A comparison of the tables for a given system shows that the resonance parameters from the two prescriptions can be quite different, however. The widths for the resonant reactance-matrix pole prescription tend to be much larger than those of the S-matrix pole prescription, and they do not usually correspond with the experimental values. For that reason, reaction numbers were not given in the Table 5.2 preview 5.2 (in PDF or PS) and Table 5.4 preview 5.4 (in PDF or PS) listing the KR-based parameters, as defined in (1992TI02).
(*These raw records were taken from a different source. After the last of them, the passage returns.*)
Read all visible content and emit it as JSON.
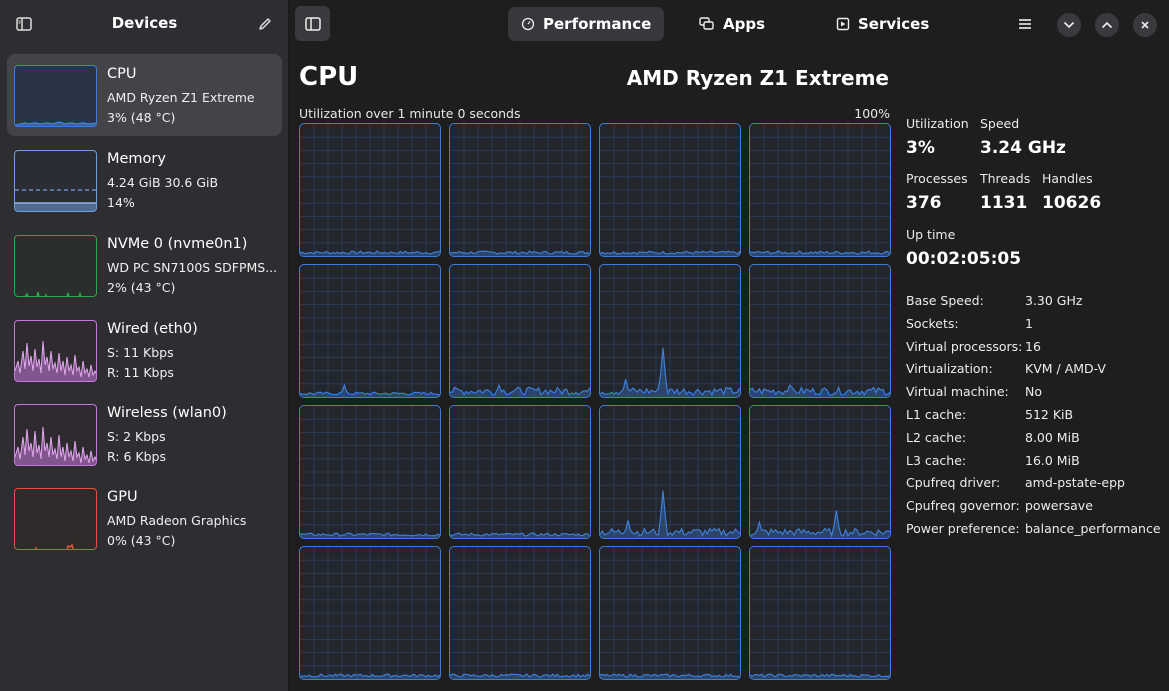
{
  "sidebar": {
    "title": "Devices",
    "devices": [
      {
        "name": "CPU",
        "line1": "AMD Ryzen Z1 Extreme",
        "line2": "3% (48 °C)",
        "color": "#3d7fd8"
      },
      {
        "name": "Memory",
        "line1": "4.24 GiB 30.6 GiB",
        "line2": "14%",
        "color": "#6f9fe0"
      },
      {
        "name": "NVMe 0 (nvme0n1)",
        "line1": "WD PC SN7100S SDFPMS...",
        "line2": "2% (43 °C)",
        "color": "#2fa64e"
      },
      {
        "name": "Wired (eth0)",
        "line1": "S: 11 Kbps",
        "line2": "R: 11 Kbps",
        "color": "#c678dd"
      },
      {
        "name": "Wireless (wlan0)",
        "line1": "S: 2 Kbps",
        "line2": "R: 6 Kbps",
        "color": "#c678dd"
      },
      {
        "name": "GPU",
        "line1": "AMD Radeon Graphics",
        "line2": "0% (43 °C)",
        "color": "#e0533d"
      }
    ]
  },
  "header": {
    "tabs": [
      {
        "label": "Performance",
        "icon": "gauge-icon"
      },
      {
        "label": "Apps",
        "icon": "apps-icon"
      },
      {
        "label": "Services",
        "icon": "services-icon"
      }
    ]
  },
  "main": {
    "title": "CPU",
    "model": "AMD Ryzen Z1 Extreme",
    "graph_caption": "Utilization over 1 minute 0 seconds",
    "graph_max": "100%"
  },
  "stats": {
    "utilization_label": "Utilization",
    "utilization": "3%",
    "speed_label": "Speed",
    "speed": "3.24 GHz",
    "processes_label": "Processes",
    "processes": "376",
    "threads_label": "Threads",
    "threads": "1131",
    "handles_label": "Handles",
    "handles": "10626",
    "uptime_label": "Up time",
    "uptime": "00:02:05:05"
  },
  "details": [
    {
      "key": "Base Speed:",
      "value": "3.30 GHz"
    },
    {
      "key": "Sockets:",
      "value": "1"
    },
    {
      "key": "Virtual processors:",
      "value": "16"
    },
    {
      "key": "Virtualization:",
      "value": "KVM / AMD-V"
    },
    {
      "key": "Virtual machine:",
      "value": "No"
    },
    {
      "key": "L1 cache:",
      "value": "512 KiB"
    },
    {
      "key": "L2 cache:",
      "value": "8.00 MiB"
    },
    {
      "key": "L3 cache:",
      "value": "16.0 MiB"
    },
    {
      "key": "Cpufreq driver:",
      "value": "amd-pstate-epp"
    },
    {
      "key": "Cpufreq governor:",
      "value": "powersave"
    },
    {
      "key": "Power preference:",
      "value": "balance_performance"
    }
  ],
  "colors": {
    "accent": "#3d7fd8",
    "grid": "#2c3f5c"
  }
}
In some cases, resonances seen using the recommended method are not present in the usual prescription, even though the input R-matrix parameters are identically the same. These differences, which are most evident for light systems having broad resonances, stem from the fact that the resonant K-matrix prescription is based on the apparent positions of the S-matrix poles as seen from the real axis of the physical sheet. For broad resonances, as is known from the complex-eigenvalue expansion of the level matrix (1958LA73), the apparent pole positions can change rapidly (or even disappear entirely) as the vantage point is varied, causing significant differences with the actual positions (and residues) of the poles in the complex energy plane.